In the ever-evolving landscape of artificial intelligence, large language models (LLMs) have made significant strides in open-domain question answering. However, their prowess in music-related reasoning has been somewhat stifled due to the scarcity of music knowledge in their pretraining data. This gap has left a void in the realm of music information retrieval and computational musicology, particularly in the area of factual and contextual music question answering (MQA) that is grounded in artist metadata or historical context.
Enter MusWikiDB and ArtistMus, two innovative resources introduced by researchers Daeyong Kwon, SeungHeon Doh, and Juhan Nam. MusWikiDB is a vector database comprising 3.2 million passages from 144,000 music-related Wikipedia pages. It serves as a treasure trove of music knowledge, enabling systematic evaluation of retrieval-augmented generation (RAG) for MQA.
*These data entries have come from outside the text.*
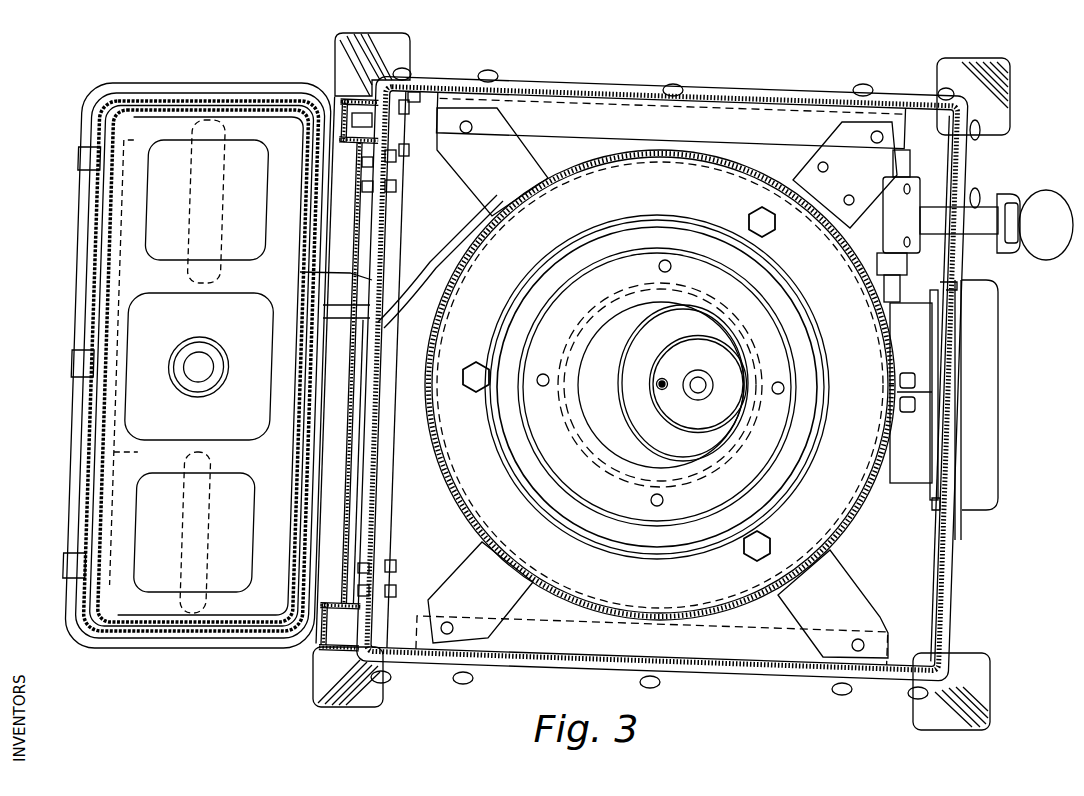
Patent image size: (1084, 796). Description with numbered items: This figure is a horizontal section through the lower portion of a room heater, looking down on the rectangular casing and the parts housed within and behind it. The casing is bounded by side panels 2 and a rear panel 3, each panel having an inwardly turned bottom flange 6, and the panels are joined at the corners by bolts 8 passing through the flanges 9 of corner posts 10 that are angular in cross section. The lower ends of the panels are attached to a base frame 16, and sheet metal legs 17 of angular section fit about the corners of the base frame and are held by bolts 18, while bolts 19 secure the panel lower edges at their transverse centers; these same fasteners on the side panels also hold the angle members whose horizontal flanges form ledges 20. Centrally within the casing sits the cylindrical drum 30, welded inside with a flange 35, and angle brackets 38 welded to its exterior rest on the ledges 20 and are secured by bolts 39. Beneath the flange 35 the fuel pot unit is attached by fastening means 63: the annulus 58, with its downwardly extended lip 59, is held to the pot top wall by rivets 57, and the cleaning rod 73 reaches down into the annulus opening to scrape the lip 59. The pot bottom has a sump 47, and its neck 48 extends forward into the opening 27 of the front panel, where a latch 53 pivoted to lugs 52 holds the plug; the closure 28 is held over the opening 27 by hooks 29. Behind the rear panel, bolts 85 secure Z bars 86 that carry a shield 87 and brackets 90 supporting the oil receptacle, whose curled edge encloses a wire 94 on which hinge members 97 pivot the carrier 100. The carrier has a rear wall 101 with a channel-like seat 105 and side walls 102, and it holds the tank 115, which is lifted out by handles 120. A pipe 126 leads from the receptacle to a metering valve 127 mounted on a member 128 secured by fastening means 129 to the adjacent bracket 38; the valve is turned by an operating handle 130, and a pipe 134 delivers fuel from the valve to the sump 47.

The side panels 2 is at (745, 94).
The rear panel 3 is at (388, 238).
The bottom flange 6 is at (390, 462).
The bolts 8 is at (432, 100).
The flanges 9 is at (410, 108).
The corner posts 10 is at (388, 80).
The base frame 16 is at (370, 502).
The legs 17 is at (356, 40).
The bolts 18 is at (494, 74).
The bolts 19 is at (680, 86).
The ledges 20 is at (597, 112).
The opening 27 is at (942, 448).
The closure 28 is at (988, 383).
The hooks 29 is at (963, 305).
The drum 30 is at (446, 296).
The flange 35 is at (657, 366).
The angle brackets 38 is at (470, 162).
The bolts 39 is at (468, 134).
The sump 47 is at (670, 396).
The neck 48 is at (912, 476).
The lugs 52 is at (908, 373).
The latch 53 is at (922, 410).
The rivets 57 is at (659, 266).
The annulus 58 is at (758, 318).
The lip 59 is at (603, 318).
The fastening means 63 is at (762, 546).
The cleaning rod 73 is at (658, 383).
The bolts 85 is at (380, 168).
The Z bars 86 is at (362, 160).
The shield 87 is at (322, 290).
The brackets 90 is at (330, 97).
The wire 94 is at (137, 645).
The hinge members 97 is at (78, 160).
The carrier 100 is at (90, 256).
The rear wall 101 is at (92, 331).
The side walls 102 is at (222, 103).
The seat 105 is at (140, 455).
The tank 115 is at (100, 477).
The handles 120 is at (220, 232).
The pipe 126 is at (440, 258).
The valve 127 is at (985, 236).
The member 128 is at (894, 201).
The fastening means 129 is at (829, 168).
The operating handle 130 is at (1040, 192).
The pipe 134 is at (882, 292).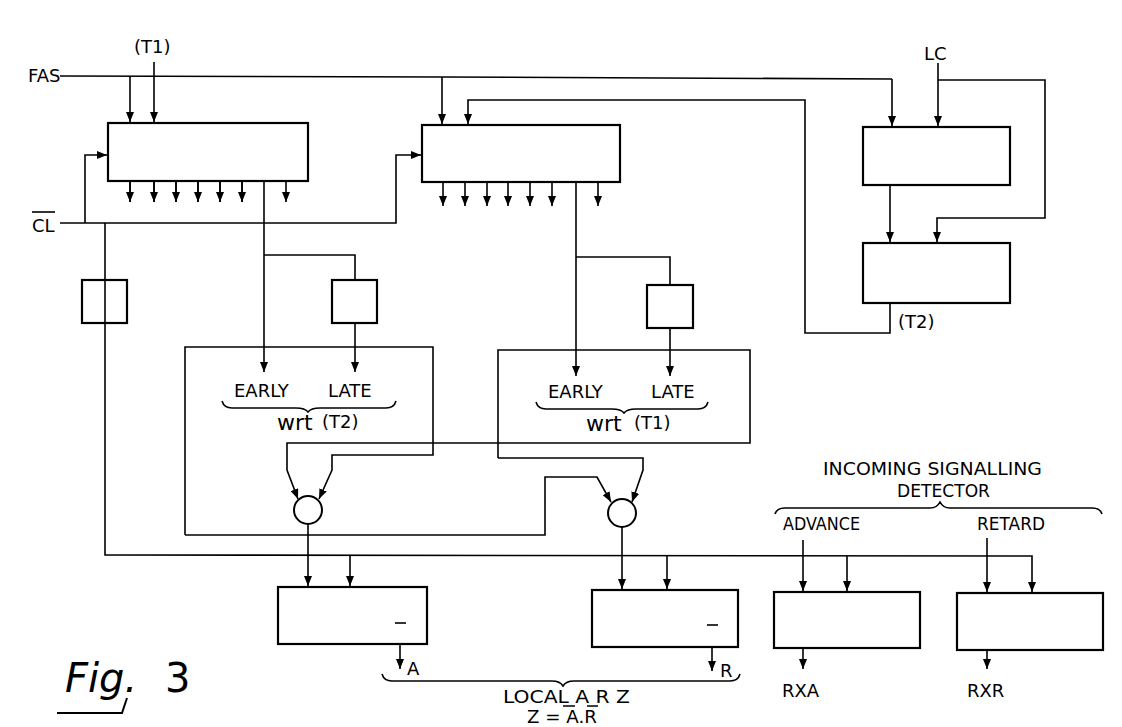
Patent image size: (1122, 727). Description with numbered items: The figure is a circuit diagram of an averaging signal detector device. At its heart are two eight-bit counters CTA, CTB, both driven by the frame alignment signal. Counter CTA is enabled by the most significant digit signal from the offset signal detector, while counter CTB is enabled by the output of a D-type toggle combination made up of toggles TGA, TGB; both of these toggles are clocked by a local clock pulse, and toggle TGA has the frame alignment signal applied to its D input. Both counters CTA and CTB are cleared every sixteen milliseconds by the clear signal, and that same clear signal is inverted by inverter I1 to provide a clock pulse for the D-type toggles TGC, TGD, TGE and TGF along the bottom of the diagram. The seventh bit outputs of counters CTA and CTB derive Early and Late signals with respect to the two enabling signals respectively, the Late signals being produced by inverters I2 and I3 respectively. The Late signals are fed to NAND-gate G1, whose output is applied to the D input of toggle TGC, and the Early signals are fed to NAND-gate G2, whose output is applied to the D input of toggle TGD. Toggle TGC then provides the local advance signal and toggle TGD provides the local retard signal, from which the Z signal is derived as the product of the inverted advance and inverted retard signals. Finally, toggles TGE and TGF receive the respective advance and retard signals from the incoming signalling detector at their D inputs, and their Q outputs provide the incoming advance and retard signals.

The 8 bit counter CTA is at (208, 162).
The 8 bit counter CTB is at (521, 165).
The D-type toggle TGA is at (936, 146).
The D-type toggle TGB is at (936, 263).
The D-type toggle TGC is at (352, 602).
The D-type toggle TGD is at (665, 605).
The D-type toggle TGE is at (847, 606).
The D-type toggle TGF is at (1030, 608).
The inverter I1 is at (104, 301).
The inverter I2 is at (354, 301).
The inverter I3 is at (670, 306).
The NAND-gate G1 is at (326, 510).
The NAND-gate G2 is at (639, 513).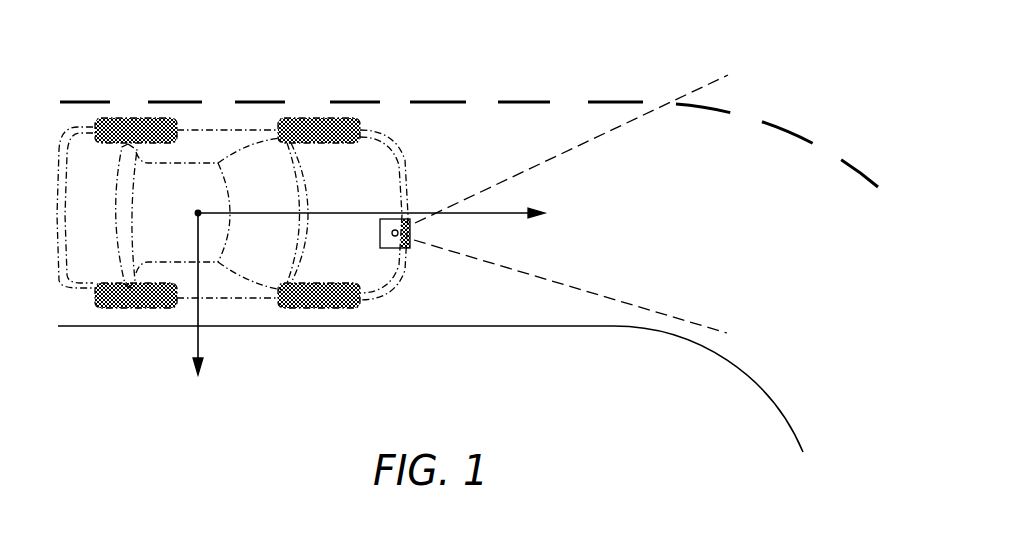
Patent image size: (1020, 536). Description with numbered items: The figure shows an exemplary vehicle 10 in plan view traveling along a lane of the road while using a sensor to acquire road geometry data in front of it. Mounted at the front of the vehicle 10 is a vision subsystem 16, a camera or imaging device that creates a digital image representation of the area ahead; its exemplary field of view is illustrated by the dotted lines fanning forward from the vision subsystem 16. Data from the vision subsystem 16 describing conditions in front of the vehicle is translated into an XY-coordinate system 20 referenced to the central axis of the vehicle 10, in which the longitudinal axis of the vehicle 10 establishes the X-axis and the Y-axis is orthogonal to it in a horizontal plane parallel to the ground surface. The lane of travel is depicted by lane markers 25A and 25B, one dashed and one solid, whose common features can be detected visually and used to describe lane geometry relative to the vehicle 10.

ArtistMus, on the other hand, is a benchmark of 1,000 questions on 500 diverse artists, complete with metadata such as genre, debut year, and topic. This benchmark provides a robust framework for testing the capabilities of LLMs in the domain of music.
The researchers conducted experiments that revealed RAG significantly enhances factual accuracy. Open-source models witnessed gains of up to 56.8 percentage points. For instance, Qwen3 8B’s accuracy surged from 35.0 to 91.8, approaching the performance levels of proprietary models. Furthermore, RAG-style fine-tuning not only bolstered factual recall but also improved contextual reasoning, yielding better results on both in-domain and out-of-domain benchmarks.
MusWikiDB also proved its mettle by delivering approximately 6 percentage points higher accuracy and 40% faster retrieval than a general-purpose Wikipedia corpus.
The introduction of MusWikiDB and ArtistMus is a significant step forward in the field of music information retrieval and domain-specific question answering. These resources lay the groundwork for retrieval-augmented reasoning in culturally rich domains like music, paving the way for more nuanced and accurate music-related AI interactions.